RNA drugs moved fast during the pandemic, but designing them is still a slow and manual process. Small sequence choices can break translation, shorten half-life, trip innate immunity, or miss the right tissue. Teams run long assay cycles to tune those trade-offs, and too many molecules underperform in vivo.
Today Therna Biosciences is emerging from stealth to change that with an AI platform that treats RNA like software. To achieve that mission, the company raised $10 million in seed funding from top investors including AIX Ventures, Pear VC, and Fusion Fund.
The pitch: a lab-in-the-loop workflow that learns how sequence drives function, then designs programmable RNA with better translation, durability, immune evasion, and tissue-specific expression, the four dials that matter most for real drugs.
“RNA-based medicine is poised to significantly improve the way we fight disease,” says Krish Ramadurai, life sciences partner at AIX Ventures. “Therna’s lab-in-the-loop approach and proprietary functional RNA models give the company a clear edge to engineer better RNA medicines, faster.” It’s a tidy summary of the strategy: pair wet-lab data with generative models and iterate quickly until the platform learns stable rules, not just one-off recipes.

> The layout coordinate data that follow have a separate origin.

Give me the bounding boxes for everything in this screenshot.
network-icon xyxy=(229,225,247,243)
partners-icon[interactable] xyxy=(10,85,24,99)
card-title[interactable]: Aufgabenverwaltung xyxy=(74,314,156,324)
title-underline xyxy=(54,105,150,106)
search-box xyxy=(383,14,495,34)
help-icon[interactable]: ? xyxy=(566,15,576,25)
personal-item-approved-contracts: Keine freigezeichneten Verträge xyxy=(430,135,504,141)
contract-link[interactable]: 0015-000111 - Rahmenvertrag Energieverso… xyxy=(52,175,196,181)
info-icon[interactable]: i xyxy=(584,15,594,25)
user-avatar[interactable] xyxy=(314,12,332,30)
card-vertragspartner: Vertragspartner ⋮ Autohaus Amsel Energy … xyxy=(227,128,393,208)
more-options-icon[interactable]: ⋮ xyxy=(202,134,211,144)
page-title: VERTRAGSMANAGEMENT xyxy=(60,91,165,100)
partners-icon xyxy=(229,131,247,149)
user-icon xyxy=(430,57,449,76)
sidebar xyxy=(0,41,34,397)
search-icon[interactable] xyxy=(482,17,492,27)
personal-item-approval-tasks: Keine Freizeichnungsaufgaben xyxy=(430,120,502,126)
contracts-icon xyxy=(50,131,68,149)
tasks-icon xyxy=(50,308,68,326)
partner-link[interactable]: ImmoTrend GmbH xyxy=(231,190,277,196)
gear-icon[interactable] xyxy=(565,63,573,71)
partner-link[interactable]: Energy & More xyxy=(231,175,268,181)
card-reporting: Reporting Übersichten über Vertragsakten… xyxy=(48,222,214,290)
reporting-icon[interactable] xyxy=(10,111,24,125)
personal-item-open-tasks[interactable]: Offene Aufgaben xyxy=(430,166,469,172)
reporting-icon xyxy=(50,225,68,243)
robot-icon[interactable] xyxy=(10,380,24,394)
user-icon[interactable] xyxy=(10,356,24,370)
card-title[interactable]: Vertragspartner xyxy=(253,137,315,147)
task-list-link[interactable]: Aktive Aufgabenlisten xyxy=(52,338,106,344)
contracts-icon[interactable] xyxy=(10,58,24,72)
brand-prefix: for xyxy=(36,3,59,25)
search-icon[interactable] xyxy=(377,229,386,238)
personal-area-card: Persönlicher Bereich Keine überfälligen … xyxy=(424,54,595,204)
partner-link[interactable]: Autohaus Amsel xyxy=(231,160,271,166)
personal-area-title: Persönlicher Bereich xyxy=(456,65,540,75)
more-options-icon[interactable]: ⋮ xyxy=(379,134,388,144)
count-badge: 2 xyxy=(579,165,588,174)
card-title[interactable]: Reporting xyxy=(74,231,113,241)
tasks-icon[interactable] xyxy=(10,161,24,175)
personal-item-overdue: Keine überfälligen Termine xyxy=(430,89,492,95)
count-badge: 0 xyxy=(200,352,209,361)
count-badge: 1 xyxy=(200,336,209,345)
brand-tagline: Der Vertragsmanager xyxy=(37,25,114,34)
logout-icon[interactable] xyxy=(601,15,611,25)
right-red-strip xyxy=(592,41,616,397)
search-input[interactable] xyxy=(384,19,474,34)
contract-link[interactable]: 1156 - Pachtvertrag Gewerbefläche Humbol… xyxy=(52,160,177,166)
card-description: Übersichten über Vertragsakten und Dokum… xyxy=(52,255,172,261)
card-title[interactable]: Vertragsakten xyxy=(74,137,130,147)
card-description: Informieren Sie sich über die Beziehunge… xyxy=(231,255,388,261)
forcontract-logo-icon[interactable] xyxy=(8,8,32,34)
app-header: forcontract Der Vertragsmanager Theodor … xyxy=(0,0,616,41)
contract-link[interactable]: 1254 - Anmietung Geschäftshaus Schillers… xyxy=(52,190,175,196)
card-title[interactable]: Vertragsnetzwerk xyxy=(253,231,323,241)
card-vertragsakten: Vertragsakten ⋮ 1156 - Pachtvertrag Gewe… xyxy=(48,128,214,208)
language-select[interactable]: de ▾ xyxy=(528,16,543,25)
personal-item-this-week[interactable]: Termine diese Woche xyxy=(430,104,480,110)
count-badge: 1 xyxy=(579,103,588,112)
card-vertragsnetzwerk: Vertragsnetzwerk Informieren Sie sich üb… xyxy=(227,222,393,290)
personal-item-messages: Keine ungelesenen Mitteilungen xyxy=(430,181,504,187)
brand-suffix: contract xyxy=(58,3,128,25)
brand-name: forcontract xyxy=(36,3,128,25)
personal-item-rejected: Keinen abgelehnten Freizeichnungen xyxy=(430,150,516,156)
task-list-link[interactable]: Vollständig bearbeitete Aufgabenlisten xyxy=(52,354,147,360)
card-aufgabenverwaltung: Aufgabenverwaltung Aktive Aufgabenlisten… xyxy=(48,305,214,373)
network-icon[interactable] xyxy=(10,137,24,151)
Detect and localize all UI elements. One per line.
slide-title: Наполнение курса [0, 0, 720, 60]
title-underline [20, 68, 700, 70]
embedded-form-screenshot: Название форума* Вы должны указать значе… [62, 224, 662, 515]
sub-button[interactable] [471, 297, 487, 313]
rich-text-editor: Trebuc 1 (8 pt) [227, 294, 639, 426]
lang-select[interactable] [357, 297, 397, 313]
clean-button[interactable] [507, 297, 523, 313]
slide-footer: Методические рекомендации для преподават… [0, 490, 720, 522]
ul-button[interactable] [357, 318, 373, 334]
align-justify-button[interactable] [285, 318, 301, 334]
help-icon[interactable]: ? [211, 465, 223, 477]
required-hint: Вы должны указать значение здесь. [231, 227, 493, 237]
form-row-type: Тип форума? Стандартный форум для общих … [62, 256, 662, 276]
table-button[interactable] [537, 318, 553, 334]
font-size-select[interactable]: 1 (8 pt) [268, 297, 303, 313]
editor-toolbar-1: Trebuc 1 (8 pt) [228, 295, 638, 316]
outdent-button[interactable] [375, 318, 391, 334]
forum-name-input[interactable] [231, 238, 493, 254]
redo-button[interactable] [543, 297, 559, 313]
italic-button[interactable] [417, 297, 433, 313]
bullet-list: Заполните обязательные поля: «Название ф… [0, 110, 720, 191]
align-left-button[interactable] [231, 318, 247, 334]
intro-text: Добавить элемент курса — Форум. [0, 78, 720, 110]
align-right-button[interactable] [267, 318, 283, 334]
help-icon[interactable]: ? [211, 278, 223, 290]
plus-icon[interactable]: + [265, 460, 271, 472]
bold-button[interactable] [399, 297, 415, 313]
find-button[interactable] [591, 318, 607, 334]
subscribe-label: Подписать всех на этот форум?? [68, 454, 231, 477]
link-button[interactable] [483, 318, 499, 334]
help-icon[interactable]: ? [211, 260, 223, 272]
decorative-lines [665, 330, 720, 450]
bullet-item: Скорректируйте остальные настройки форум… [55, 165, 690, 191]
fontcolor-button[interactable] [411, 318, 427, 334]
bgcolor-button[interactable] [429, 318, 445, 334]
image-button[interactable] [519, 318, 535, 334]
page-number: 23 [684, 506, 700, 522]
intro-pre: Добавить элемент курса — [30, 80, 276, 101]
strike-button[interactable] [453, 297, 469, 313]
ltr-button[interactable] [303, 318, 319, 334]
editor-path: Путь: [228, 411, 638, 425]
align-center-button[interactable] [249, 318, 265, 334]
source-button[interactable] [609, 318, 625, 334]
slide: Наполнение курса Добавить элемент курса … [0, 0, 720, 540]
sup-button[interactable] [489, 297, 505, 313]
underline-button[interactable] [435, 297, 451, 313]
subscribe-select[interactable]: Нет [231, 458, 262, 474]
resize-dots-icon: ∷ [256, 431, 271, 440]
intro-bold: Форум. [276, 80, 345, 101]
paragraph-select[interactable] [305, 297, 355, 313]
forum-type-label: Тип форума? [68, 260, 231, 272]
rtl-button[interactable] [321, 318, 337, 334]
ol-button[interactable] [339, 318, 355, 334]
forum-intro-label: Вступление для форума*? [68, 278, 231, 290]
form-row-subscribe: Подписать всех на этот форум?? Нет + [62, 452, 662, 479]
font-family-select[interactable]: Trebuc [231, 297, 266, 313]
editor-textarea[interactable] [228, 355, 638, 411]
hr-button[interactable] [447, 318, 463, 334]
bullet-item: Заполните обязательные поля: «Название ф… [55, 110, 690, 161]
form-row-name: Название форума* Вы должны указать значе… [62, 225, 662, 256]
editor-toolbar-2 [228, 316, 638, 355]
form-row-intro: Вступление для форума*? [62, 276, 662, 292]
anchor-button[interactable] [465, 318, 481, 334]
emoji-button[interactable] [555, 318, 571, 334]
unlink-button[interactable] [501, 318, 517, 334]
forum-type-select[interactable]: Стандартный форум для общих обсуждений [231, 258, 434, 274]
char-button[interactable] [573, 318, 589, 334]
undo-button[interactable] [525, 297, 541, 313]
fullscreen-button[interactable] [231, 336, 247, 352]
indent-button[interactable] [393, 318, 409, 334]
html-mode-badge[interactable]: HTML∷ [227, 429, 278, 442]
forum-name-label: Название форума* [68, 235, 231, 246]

Why RNA still resists scale
Most RNA pipelines look like this: pick a target, sketch a sequence, choose modifications and a delivery vehicle, run assays, then try to fix whatever failed, often immunogenicity or poor expression in the tissue that matters. Each loop can take months, and the interplay between immunogenicity, translation dynamics, stability, and tropism is messy. Generic machine-learning models don’t help much because they aren’t trained on the right functional data or they ignore the biological context that makes or breaks a therapeutic.
“AI is reaching an inflection point in its application to biological design,” said Nazli Azimi, Ph.D., co-founder and CEO of Therna. “At Therna, we have created a platform that radically accelerates the development of RNA medicines, enabling a lab-in-the-loop cycle that produces better molecules, with fewer iterations. Our deep expertise in drug development and clinical strategy gives us a clear path to translate these discoveries into meaningful clinical impact.”
World class founding team
Therna was co-founded by Nazli Azimi, Ph.D., a serial biotech entrepreneur with deep development experience, and Hani Goodarzi, Ph.D., a UCSF and Arc Institute scientist with a decade-plus in RNA biology and generative methods. Around them is a group of researchers and advisors drawn from the NIH, Princeton, Illumina, AbbVie, and Flagship Pioneering. =
The investors see a market opening. RNA has moved beyond vaccines into rare disease, oncology, and ex vivo cell engineering, but many programs stall on the same knobs Therna wants to tune. If Therna can consistently shorten design-to-data cycles and reduce in vivo surprises, it earns a seat at the table across modalities.
Therna is part of a broader shift: use AI not as a veneer, but as the engine of design, welded to experiments that update the model fast. If Therna can turn RNA into something programmable, with predictable control over translation, durability, immune visibility, and tissue expression, it could make development faster, cheaper, and less brittle. That’s the kind of leverage the field needs.
For now, the company has cash, a defined platform, early target areas, and an investor group aligned on pace. The next year will show whether Therna’s lab-in-the-loop loop produces candidates that hold up beyond the bench, and whether “programmable RNA” becomes a reality.